Alessandra Zamparini - 17:00-18.30

Institute of Marketing and Communication Management

Start date: 3 October 2012

End date: 4 October 2012

How and why cluster firms combine regional and individual identities in their communication.

The case of Franciacorta wineries.

The interdependence between collective supra-organizational identities and corporate identities is increasingly gaining attention both in organization studies (Navis and Glynn 2010) and corporate communication research (Lammers, 2011; van Halderen et al. 2011). A great interest is on how firms reach optimal distinctiveness, maintaining and communicating an identity which is similar enough to referent collective identities to get legitimacy, but different enough to emerge from the group (Deephouse 1999). So far empirical contributions addressed this issue mainly at the level of industries, strategic groups and market categories. To our knowledge there is a scarcity of empirical attention to these identity dynamics at the level of regional business clusters, despite the growing theoretical interest on geographic communities (Marquis et al.2011), and a longstanding debate on the relevance of socio-cultural territorial identity versus individual firm identities in regional clusters studies (Lazerson and Lorenzoni 1999). The purpose of this paper is to explore how regional cluster firms integrate collective and individual identity claims into their external communications, and what influences different patterns among cluster firms.

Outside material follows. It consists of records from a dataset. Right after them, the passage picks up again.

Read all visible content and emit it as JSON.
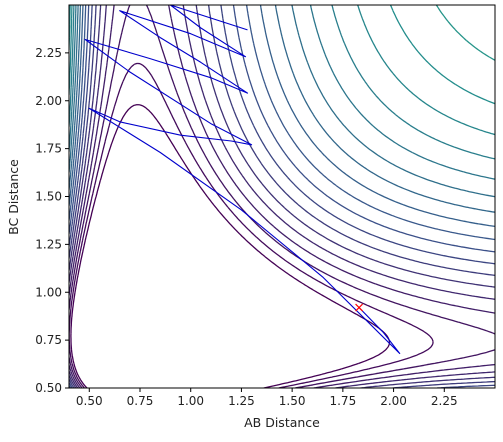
{
  "chart_data": {
    "type": "contour",
    "title": "",
    "xlabel": "AB Distance",
    "ylabel": "BC Distance",
    "xlim": [
      0.4,
      2.5
    ],
    "ylim": [
      0.5,
      2.5
    ],
    "xticks": [
      0.5,
      0.75,
      1.0,
      1.25,
      1.5,
      1.75,
      2.0,
      2.25
    ],
    "xtick_labels": [
      "0.50",
      "0.75",
      "1.00",
      "1.25",
      "1.50",
      "1.75",
      "2.00",
      "2.25"
    ],
    "yticks": [
      0.5,
      0.75,
      1.0,
      1.25,
      1.5,
      1.75,
      2.0,
      2.25
    ],
    "ytick_labels": [
      "0.50",
      "0.75",
      "1.00",
      "1.25",
      "1.50",
      "1.75",
      "2.00",
      "2.25"
    ],
    "colormap": [
      "#440154",
      "#3b528b",
      "#21918c",
      "#5ec962",
      "#fde725"
    ],
    "trajectory_color": "#0000cc",
    "trajectory": [
      [
        1.83,
        0.92
      ],
      [
        1.95,
        0.79
      ],
      [
        2.03,
        0.68
      ],
      [
        1.65,
        1.08
      ],
      [
        1.25,
        1.43
      ],
      [
        0.85,
        1.73
      ],
      [
        0.5,
        1.96
      ],
      [
        0.65,
        1.89
      ],
      [
        0.95,
        1.82
      ],
      [
        1.2,
        1.79
      ],
      [
        1.3,
        1.77
      ],
      [
        1.1,
        1.88
      ],
      [
        0.7,
        2.15
      ],
      [
        0.48,
        2.32
      ],
      [
        0.8,
        2.22
      ],
      [
        1.1,
        2.12
      ],
      [
        1.28,
        2.04
      ],
      [
        1.05,
        2.2
      ],
      [
        0.85,
        2.33
      ],
      [
        0.65,
        2.47
      ],
      [
        1.0,
        2.35
      ],
      [
        1.27,
        2.23
      ],
      [
        1.05,
        2.38
      ],
      [
        0.9,
        2.5
      ],
      [
        1.28,
        2.37
      ]
    ],
    "marker": {
      "x": 1.83,
      "y": 0.92,
      "symbol": "x",
      "color": "#ff0000"
    },
    "grid": false
  }
}
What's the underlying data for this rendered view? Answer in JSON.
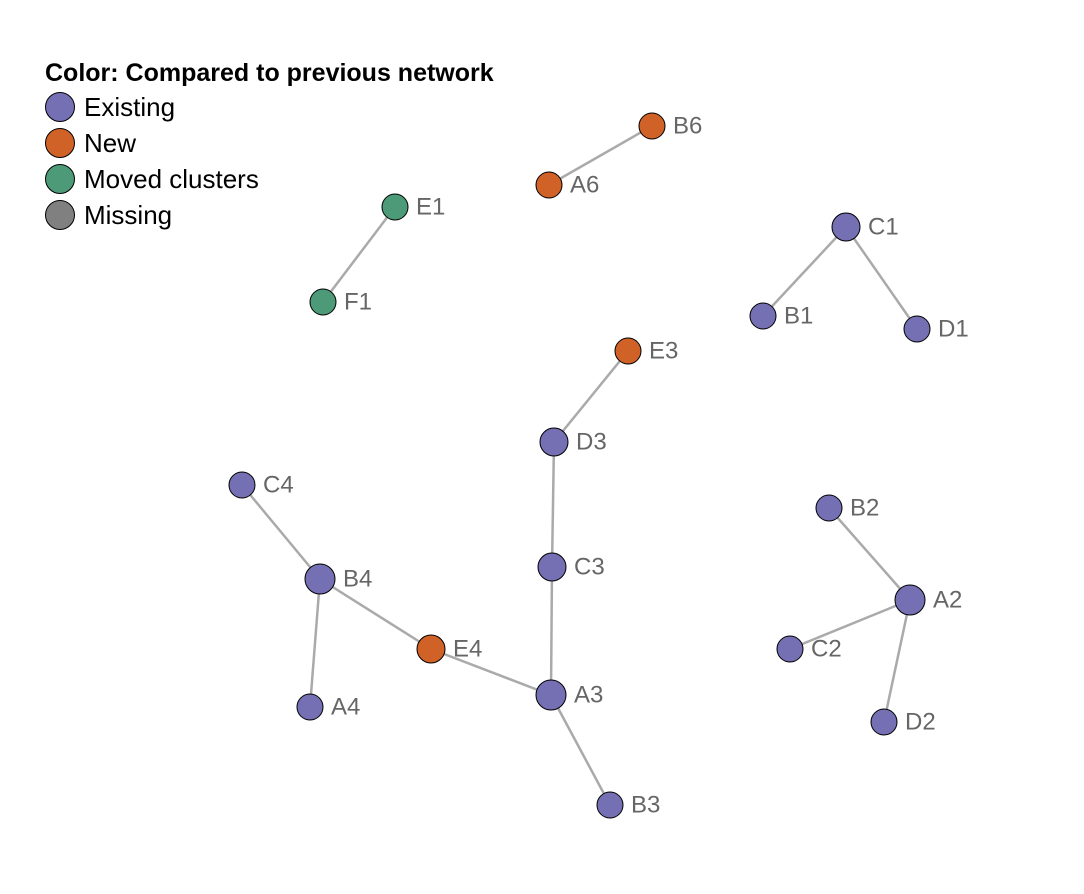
{
  "legend": {
    "title": "Color: Compared to previous network",
    "items": [
      {
        "key": "existing",
        "label": "Existing",
        "color": "#7570b3"
      },
      {
        "key": "new",
        "label": "New",
        "color": "#d06227"
      },
      {
        "key": "moved",
        "label": "Moved clusters",
        "color": "#4c9a77"
      },
      {
        "key": "missing",
        "label": "Missing",
        "color": "#808080"
      }
    ]
  },
  "nodes": [
    {
      "id": "B6",
      "status": "new"
    },
    {
      "id": "A6",
      "status": "new"
    },
    {
      "id": "E1",
      "status": "moved"
    },
    {
      "id": "F1",
      "status": "moved"
    },
    {
      "id": "C1",
      "status": "existing"
    },
    {
      "id": "B1",
      "status": "existing"
    },
    {
      "id": "D1",
      "status": "existing"
    },
    {
      "id": "E3",
      "status": "new"
    },
    {
      "id": "D3",
      "status": "existing"
    },
    {
      "id": "C3",
      "status": "existing"
    },
    {
      "id": "A3",
      "status": "existing"
    },
    {
      "id": "B3",
      "status": "existing"
    },
    {
      "id": "C4",
      "status": "existing"
    },
    {
      "id": "B4",
      "status": "existing"
    },
    {
      "id": "E4",
      "status": "new"
    },
    {
      "id": "A4",
      "status": "existing"
    },
    {
      "id": "B2",
      "status": "existing"
    },
    {
      "id": "A2",
      "status": "existing"
    },
    {
      "id": "C2",
      "status": "existing"
    },
    {
      "id": "D2",
      "status": "existing"
    }
  ],
  "edges": [
    [
      "A6",
      "B6"
    ],
    [
      "E1",
      "F1"
    ],
    [
      "C1",
      "B1"
    ],
    [
      "C1",
      "D1"
    ],
    [
      "E3",
      "D3"
    ],
    [
      "D3",
      "C3"
    ],
    [
      "C3",
      "A3"
    ],
    [
      "A3",
      "B3"
    ],
    [
      "A3",
      "E4"
    ],
    [
      "E4",
      "B4"
    ],
    [
      "B4",
      "C4"
    ],
    [
      "B4",
      "A4"
    ],
    [
      "B2",
      "A2"
    ],
    [
      "A2",
      "C2"
    ],
    [
      "A2",
      "D2"
    ]
  ]
}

The paper adopts a single case design with embedded units (Yin, 2003), being the regional cluster the case, and its individual firms the embedded units of analysis. The Franciacorta wine cluster (Italy) is an extreme revelatory case in the wine industry: in 50 years a collective identity was established with a highly institutionalized collective identity story, starting from a territory lacking a winemaking tradition. At the same time some firms with highly recognized individual corporate identities operate in the cluster. The methods comprise a  quantitative analysis of firms' web contents (84 available websites), qualitative interviews, observations and document analysis for a theoretical sample of 13 selected firms.

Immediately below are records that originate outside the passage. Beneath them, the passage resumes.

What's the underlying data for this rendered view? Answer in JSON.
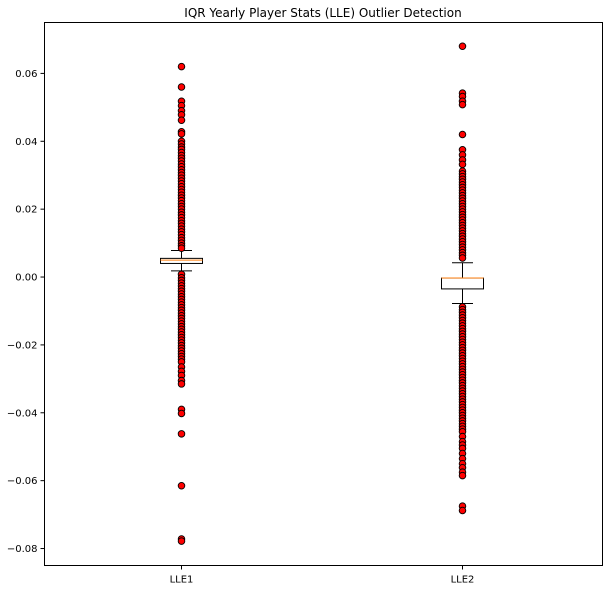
{
  "chart_data": {
    "type": "box",
    "title": "IQR Yearly Player Stats (LLE) Outlier Detection",
    "xlabel": "",
    "ylabel": "",
    "ylim": [
      -0.085,
      0.075
    ],
    "yticks": [
      -0.08,
      -0.06,
      -0.04,
      -0.02,
      0.0,
      0.02,
      0.04,
      0.06
    ],
    "ytick_labels": [
      "−0.08",
      "−0.06",
      "−0.04",
      "−0.02",
      "0.00",
      "0.02",
      "0.04",
      "0.06"
    ],
    "grid": false,
    "outlier_color": "#ff0000",
    "median_color": "#ff7f0e",
    "series": [
      {
        "name": "LLE1",
        "q1": 0.004,
        "median": 0.005,
        "q3": 0.0055,
        "whisker_low": 0.0018,
        "whisker_high": 0.0078,
        "outliers_high": [
          0.062,
          0.056,
          0.0518,
          0.0505,
          0.049,
          0.0478,
          0.0462,
          0.0428,
          0.0422,
          0.04,
          0.0392,
          0.0383,
          0.0376,
          0.0367,
          0.0358,
          0.035,
          0.0342,
          0.0333,
          0.0325,
          0.0316,
          0.0308,
          0.03,
          0.0291,
          0.0283,
          0.0275,
          0.0266,
          0.0258,
          0.025,
          0.0241,
          0.0233,
          0.0225,
          0.0216,
          0.0208,
          0.02,
          0.0191,
          0.0183,
          0.0175,
          0.0166,
          0.0158,
          0.015,
          0.0141,
          0.0133,
          0.0125,
          0.0116,
          0.0108,
          0.01,
          0.0092,
          0.0085
        ],
        "outliers_low": [
          0.0008,
          -0.0002,
          -0.001,
          -0.0018,
          -0.0026,
          -0.0034,
          -0.0042,
          -0.005,
          -0.0058,
          -0.0066,
          -0.0074,
          -0.0082,
          -0.009,
          -0.0098,
          -0.0106,
          -0.0114,
          -0.0122,
          -0.013,
          -0.0138,
          -0.0146,
          -0.0154,
          -0.0162,
          -0.017,
          -0.0178,
          -0.0186,
          -0.0194,
          -0.0202,
          -0.021,
          -0.0218,
          -0.0226,
          -0.0234,
          -0.0242,
          -0.025,
          -0.0265,
          -0.0278,
          -0.029,
          -0.0305,
          -0.0315,
          -0.039,
          -0.0402,
          -0.0462,
          -0.0615,
          -0.0772,
          -0.0778
        ]
      },
      {
        "name": "LLE2",
        "q1": -0.0035,
        "median": -0.0003,
        "q3": -0.0003,
        "whisker_low": -0.0078,
        "whisker_high": 0.0042,
        "outliers_high": [
          0.068,
          0.0542,
          0.0532,
          0.0518,
          0.0508,
          0.042,
          0.0375,
          0.036,
          0.0345,
          0.0332,
          0.0312,
          0.0304,
          0.0296,
          0.0288,
          0.028,
          0.0272,
          0.0264,
          0.0256,
          0.0248,
          0.024,
          0.0232,
          0.0224,
          0.0216,
          0.0208,
          0.02,
          0.0192,
          0.0184,
          0.0176,
          0.0168,
          0.016,
          0.0152,
          0.0144,
          0.0136,
          0.0128,
          0.012,
          0.0112,
          0.0104,
          0.0096,
          0.0088,
          0.008,
          0.0072,
          0.0064,
          0.0056
        ],
        "outliers_low": [
          -0.0088,
          -0.0096,
          -0.0104,
          -0.0112,
          -0.012,
          -0.0128,
          -0.0136,
          -0.0144,
          -0.0152,
          -0.016,
          -0.0168,
          -0.0176,
          -0.0184,
          -0.0192,
          -0.02,
          -0.0208,
          -0.0216,
          -0.0224,
          -0.0232,
          -0.024,
          -0.0248,
          -0.0256,
          -0.0264,
          -0.0272,
          -0.028,
          -0.0288,
          -0.0296,
          -0.0304,
          -0.0312,
          -0.032,
          -0.0328,
          -0.0336,
          -0.0344,
          -0.0352,
          -0.036,
          -0.0368,
          -0.0376,
          -0.0384,
          -0.0392,
          -0.04,
          -0.0408,
          -0.0416,
          -0.0424,
          -0.0432,
          -0.044,
          -0.0448,
          -0.0456,
          -0.047,
          -0.0485,
          -0.0495,
          -0.0505,
          -0.052,
          -0.0535,
          -0.055,
          -0.0562,
          -0.0575,
          -0.0585,
          -0.0675,
          -0.0688
        ]
      }
    ]
  }
}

Data emphasize three types of collective/individual identity combinations into external communications. The "enthusiastic" type is a group story, where collective symbols, values and stories are strictly intertwined with the firm's individual elements, and collective identity is used to highlight differences from other collective identities. The "spanning" type is a distinctive individual identity story, highlighting differences within the cluster, but visibly expressing the minimum sufficient elements to be recognized as legitimate cluster members both inside and outside the cluster. The "branded" type is a combination of individual symbols and collective values in an identity story where conformity to the collective identity legitimates in the cluster and outside, while differentiation happens mainly at the symbolic level. The influencing role of social (historical role, status, strategic involvement into the cluster and friendship ties) and of socio-psychological variables (identification, construed external image and perception of collective communications)  is presented and discussed.

This paper contributes to the recent stream of research that moves closer organizational identity studies and new institutionalism. It  shows that the  distinction between symbolic/visual and narrative identity claims is relevant to get a deeper understanding on how firms try to reach optimal distinctiveness. Three different ways in which institutional bricolage (Glynn 2008) is performed by different firms in a regional cluster context are proposed and related to social and socio-psychological variables. Furthermore our results expand the debate on the strategic role of cluster identities in regional studies, adopting a communication perspective and showing how collective identity  is differently used as a strategic resource for communication by different cluster firms. As a practical contribution the paper shows that, at least in the agro food sector, the collective cluster identity can be a strong strategic element of corporate identity communication, not only for small traditional cluster firms, but also for leader firms.